Très rapidement, d’ailleurs, le bruit social aidant, l’école fut ciblée sur les réseaux sociaux par des menaces de violence, des abus, de fausses allégations d’islamophobie et un canular à la bombe… Tant et si bien qu’elle a dû engager des gardes de sécurité. Et la situation s’est aggravée avec l’ouverture en ligne d’une pétition attirant des milliers de signatures. Le tribunal ayant, aujourd’hui, refusé le huit clos, le personnel, les enseignants et même les élèves encourent un risque qui n’est pas des moindres.

 

« Une école où chaque race, foi et groupe comprend le sacrifice de soi pour le bien de l’ensemble »

Et la directrice, Katharine Birbalsingh, en est consciente, dont la grand-mère était musulmane et le grand-père, directeur d’une école missionnaire en Guyane britannique, donc vraisemblablement catholique ou presbytérien ! C’est aussi pour cette raison qu’elle a fondé Michaela en 2014, parce qu’elle croit à une intégration multi-culturelle, basée sur une discipline et un enseignement de choc : l’école « doit être un lieu où les enfants adhèrent à quelque chose qu’ils partagent tous et qui est plus grand qu’eux-mêmes : notre pays ».

« Je ne séparerai jamais les enfants selon leur race et leur religion » a déclaré au tribunal celle qui avait acquis une notoriété nationale en 2010, lors de la conférence du Parti conservateur, en comparant le système éducatif britannique à « une culture d’excuses, et de normes médiocres »…

A Michaela, on prévient les parents qu’il est inutile de sortir la carte du « racisme » dans les conflits.

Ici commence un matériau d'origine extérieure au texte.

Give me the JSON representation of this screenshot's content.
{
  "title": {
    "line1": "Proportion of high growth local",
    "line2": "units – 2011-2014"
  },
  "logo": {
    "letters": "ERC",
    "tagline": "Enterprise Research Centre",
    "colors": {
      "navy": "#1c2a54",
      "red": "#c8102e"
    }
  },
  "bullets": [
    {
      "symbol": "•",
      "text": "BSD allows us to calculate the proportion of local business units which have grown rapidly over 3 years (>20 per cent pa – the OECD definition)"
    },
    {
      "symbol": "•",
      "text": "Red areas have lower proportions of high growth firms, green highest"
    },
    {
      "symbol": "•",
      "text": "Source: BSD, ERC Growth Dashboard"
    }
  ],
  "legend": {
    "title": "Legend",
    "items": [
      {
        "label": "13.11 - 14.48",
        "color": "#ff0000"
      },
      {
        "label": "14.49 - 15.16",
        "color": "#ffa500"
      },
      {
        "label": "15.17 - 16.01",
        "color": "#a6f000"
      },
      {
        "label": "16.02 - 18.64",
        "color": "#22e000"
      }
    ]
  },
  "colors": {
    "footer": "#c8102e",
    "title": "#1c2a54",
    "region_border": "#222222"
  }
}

Et le « privilège blanc » n’existe pas. On ne cultive pas de politique identitaire ou de victimisation. Lors d’un débat organisé en 2021 par la Henry Jackson Society, Birbalsingh avait affirmé son opposition à la croissance de la « culture woke » dans l’éducation, arguant qu’elle vise davantage à « faire des enfants des révolutionnaires ».

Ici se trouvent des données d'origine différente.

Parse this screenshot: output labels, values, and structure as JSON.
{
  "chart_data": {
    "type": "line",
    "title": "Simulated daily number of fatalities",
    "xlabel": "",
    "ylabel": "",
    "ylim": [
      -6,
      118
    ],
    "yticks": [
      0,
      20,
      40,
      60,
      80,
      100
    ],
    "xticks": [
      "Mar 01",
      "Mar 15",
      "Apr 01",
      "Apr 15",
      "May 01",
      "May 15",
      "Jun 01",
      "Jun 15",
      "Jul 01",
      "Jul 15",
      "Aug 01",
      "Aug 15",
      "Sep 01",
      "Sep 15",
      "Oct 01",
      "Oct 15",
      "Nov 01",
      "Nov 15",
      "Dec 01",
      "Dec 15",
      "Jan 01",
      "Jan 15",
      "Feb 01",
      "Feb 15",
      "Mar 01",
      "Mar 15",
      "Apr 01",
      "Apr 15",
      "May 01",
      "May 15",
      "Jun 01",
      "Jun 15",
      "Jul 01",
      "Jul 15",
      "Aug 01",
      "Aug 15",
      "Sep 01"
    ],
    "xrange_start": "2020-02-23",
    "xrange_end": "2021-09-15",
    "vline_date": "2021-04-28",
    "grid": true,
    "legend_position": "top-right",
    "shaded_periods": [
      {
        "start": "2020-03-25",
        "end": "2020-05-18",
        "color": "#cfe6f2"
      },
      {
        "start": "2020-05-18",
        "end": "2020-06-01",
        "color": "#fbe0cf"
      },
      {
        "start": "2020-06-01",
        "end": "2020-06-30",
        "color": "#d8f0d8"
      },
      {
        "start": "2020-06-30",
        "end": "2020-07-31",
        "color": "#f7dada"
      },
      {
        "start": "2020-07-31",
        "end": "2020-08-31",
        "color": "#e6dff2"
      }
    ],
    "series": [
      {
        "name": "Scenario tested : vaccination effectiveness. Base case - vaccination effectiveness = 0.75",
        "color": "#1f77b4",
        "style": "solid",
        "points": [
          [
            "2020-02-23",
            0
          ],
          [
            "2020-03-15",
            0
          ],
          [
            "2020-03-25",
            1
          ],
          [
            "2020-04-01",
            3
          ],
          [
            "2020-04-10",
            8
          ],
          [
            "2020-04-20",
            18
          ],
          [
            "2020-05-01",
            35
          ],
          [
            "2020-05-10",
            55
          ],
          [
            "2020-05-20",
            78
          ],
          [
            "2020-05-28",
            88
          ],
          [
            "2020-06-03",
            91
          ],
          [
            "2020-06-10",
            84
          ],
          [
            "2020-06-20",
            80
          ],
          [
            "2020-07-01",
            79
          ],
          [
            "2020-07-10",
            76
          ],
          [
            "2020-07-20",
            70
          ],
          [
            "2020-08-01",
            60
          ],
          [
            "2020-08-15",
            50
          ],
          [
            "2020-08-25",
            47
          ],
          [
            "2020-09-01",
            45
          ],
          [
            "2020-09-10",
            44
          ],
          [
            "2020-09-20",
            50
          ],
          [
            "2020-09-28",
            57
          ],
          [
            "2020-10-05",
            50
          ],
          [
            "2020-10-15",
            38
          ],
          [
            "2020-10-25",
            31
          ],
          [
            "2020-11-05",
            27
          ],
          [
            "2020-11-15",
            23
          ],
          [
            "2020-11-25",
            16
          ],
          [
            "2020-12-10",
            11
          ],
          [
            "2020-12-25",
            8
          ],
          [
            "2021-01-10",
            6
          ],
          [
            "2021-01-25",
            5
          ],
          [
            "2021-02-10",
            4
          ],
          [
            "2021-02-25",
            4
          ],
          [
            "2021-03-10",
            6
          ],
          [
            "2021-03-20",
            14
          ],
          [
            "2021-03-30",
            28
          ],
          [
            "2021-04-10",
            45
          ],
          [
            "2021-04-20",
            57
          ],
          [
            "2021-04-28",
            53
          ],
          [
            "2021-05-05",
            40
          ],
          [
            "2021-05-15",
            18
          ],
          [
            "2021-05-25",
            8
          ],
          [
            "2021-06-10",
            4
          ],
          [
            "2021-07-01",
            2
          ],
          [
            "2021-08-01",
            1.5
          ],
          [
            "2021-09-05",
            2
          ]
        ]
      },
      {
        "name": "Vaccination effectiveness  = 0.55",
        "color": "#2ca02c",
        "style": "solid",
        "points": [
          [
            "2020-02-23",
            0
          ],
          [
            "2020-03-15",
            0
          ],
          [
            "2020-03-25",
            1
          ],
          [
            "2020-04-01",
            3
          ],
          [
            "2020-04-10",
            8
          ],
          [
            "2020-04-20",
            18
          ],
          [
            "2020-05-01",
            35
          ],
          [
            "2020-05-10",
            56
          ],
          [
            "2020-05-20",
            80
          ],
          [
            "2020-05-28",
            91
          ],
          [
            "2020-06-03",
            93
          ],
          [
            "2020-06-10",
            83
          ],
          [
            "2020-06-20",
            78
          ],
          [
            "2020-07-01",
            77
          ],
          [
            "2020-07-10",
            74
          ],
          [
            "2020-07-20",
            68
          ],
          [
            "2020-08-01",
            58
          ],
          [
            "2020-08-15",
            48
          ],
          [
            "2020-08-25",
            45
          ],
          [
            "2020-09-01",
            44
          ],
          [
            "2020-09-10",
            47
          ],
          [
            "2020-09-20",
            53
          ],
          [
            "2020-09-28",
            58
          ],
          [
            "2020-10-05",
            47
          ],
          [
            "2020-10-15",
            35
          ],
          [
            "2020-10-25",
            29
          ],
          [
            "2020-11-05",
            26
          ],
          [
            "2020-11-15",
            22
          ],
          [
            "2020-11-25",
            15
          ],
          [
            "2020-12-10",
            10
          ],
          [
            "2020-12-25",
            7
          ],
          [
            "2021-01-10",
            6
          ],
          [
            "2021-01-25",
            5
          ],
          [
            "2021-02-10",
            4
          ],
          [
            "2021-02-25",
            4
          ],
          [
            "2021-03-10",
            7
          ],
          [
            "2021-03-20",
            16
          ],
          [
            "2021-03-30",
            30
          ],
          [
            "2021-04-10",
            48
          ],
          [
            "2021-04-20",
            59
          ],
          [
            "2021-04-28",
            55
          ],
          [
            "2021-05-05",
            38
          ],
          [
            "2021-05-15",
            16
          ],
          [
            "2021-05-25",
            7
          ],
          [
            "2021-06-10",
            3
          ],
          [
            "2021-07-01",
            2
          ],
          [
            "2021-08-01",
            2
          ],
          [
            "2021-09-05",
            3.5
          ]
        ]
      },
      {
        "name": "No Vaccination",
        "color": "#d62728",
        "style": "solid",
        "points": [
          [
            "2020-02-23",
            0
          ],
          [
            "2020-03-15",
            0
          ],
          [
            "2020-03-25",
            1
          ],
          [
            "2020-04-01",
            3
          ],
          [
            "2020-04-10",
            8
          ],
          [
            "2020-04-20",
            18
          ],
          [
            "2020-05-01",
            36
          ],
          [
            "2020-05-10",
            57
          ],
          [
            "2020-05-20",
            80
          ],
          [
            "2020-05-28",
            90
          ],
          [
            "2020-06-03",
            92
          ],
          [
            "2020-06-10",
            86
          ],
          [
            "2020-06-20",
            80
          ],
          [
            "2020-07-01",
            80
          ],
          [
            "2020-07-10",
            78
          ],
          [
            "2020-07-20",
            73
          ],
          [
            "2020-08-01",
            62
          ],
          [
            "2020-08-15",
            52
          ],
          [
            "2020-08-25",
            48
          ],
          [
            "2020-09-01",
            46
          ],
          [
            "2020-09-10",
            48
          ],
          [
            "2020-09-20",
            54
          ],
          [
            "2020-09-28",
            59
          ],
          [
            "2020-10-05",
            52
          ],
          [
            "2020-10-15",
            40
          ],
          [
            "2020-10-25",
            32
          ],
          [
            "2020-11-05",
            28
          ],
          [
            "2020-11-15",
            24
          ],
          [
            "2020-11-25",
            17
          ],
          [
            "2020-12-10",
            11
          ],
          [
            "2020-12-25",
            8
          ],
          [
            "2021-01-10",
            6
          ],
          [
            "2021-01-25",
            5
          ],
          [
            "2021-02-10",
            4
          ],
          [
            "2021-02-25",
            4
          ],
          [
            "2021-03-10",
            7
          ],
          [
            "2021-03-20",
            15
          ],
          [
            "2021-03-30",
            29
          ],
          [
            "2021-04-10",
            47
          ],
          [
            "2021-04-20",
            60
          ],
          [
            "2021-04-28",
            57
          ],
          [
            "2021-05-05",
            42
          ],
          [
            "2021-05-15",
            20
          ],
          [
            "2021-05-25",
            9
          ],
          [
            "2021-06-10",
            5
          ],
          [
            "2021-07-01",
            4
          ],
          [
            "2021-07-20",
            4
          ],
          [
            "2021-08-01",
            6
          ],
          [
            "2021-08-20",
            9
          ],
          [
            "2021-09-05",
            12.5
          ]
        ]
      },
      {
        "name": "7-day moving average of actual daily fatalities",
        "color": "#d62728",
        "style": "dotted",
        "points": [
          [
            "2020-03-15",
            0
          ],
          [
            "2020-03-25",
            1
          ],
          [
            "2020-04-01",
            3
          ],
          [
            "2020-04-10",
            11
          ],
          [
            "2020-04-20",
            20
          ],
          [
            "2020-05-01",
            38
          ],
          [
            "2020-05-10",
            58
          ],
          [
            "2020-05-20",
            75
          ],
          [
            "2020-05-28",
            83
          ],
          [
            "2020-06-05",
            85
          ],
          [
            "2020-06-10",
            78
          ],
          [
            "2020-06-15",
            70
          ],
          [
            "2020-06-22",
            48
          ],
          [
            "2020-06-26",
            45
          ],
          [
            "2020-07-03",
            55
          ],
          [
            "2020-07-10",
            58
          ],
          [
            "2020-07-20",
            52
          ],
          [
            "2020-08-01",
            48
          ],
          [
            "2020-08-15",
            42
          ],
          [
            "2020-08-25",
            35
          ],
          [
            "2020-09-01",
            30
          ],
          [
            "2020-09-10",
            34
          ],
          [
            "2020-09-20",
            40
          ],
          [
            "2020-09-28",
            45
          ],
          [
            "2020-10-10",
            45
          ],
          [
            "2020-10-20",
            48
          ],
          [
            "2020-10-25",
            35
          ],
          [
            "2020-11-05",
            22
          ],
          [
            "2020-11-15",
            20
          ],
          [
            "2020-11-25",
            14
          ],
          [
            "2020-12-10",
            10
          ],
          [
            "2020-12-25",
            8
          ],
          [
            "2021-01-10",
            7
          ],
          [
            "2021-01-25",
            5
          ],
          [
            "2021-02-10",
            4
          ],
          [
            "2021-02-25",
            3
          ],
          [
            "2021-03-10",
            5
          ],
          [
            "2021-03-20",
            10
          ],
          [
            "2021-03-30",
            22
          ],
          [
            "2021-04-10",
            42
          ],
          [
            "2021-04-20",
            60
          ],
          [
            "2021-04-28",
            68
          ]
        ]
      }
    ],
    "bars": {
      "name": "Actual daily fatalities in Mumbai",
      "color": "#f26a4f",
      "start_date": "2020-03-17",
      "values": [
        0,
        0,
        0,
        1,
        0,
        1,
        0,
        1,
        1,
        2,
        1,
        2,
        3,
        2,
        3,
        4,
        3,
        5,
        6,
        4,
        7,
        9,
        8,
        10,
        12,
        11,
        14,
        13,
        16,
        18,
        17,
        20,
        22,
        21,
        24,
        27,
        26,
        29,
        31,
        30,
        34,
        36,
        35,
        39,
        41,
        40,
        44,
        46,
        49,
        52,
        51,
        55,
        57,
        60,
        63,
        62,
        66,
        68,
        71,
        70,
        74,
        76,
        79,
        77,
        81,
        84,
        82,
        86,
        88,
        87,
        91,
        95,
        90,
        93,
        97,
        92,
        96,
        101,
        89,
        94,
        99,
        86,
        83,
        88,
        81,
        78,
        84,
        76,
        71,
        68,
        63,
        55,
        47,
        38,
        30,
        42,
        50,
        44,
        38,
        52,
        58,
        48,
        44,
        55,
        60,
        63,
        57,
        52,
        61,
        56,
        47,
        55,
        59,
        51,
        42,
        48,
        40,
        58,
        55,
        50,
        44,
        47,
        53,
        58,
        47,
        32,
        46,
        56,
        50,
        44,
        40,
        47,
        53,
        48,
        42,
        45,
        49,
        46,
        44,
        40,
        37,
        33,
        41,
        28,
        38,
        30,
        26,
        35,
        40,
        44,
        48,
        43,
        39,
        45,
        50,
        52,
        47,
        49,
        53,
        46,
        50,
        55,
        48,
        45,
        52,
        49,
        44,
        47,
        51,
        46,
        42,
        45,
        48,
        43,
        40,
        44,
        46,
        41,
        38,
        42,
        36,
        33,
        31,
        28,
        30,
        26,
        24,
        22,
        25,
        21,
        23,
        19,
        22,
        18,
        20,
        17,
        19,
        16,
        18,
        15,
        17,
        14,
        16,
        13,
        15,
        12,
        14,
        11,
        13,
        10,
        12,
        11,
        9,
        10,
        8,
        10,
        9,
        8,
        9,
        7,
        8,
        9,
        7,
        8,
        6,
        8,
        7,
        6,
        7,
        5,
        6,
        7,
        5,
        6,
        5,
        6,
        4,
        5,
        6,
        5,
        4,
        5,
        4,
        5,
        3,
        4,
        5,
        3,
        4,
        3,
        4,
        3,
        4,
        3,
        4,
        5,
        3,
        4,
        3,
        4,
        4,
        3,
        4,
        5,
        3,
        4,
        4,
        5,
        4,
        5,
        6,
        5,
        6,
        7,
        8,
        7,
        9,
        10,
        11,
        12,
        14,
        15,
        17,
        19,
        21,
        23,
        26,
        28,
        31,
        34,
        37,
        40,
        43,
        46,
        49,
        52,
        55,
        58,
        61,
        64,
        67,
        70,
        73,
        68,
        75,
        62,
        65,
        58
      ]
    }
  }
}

Et tout est orienté pour que cela fonctionne, dans cette « free school » à la liberté d’organisation presque totale (toujours subventionnée par l’Etat). L’uniforme est strict, les portables interdits. Les méthodes d’apprentissage sont à l’ancienne : on y apprend par cœur et on obtient des points de mérite. On lit cinq pièces de Shakespeare en trois ans et on se met au latin dès 11 ans. On apprend à céder sa place dans le métro et à serrer la main en regardant dans les yeux. Cerise sur le gâteau, il y a même des responsables de ménage… ! Le moindre manquement y est puni. Et ses résultats, de fait, sont flamboyants.

Mais cet épisode montre que le succès dépend aussi du climat de la société environnante et de l’engagement des familles. Sur le long terme, le bras de fer est inégal.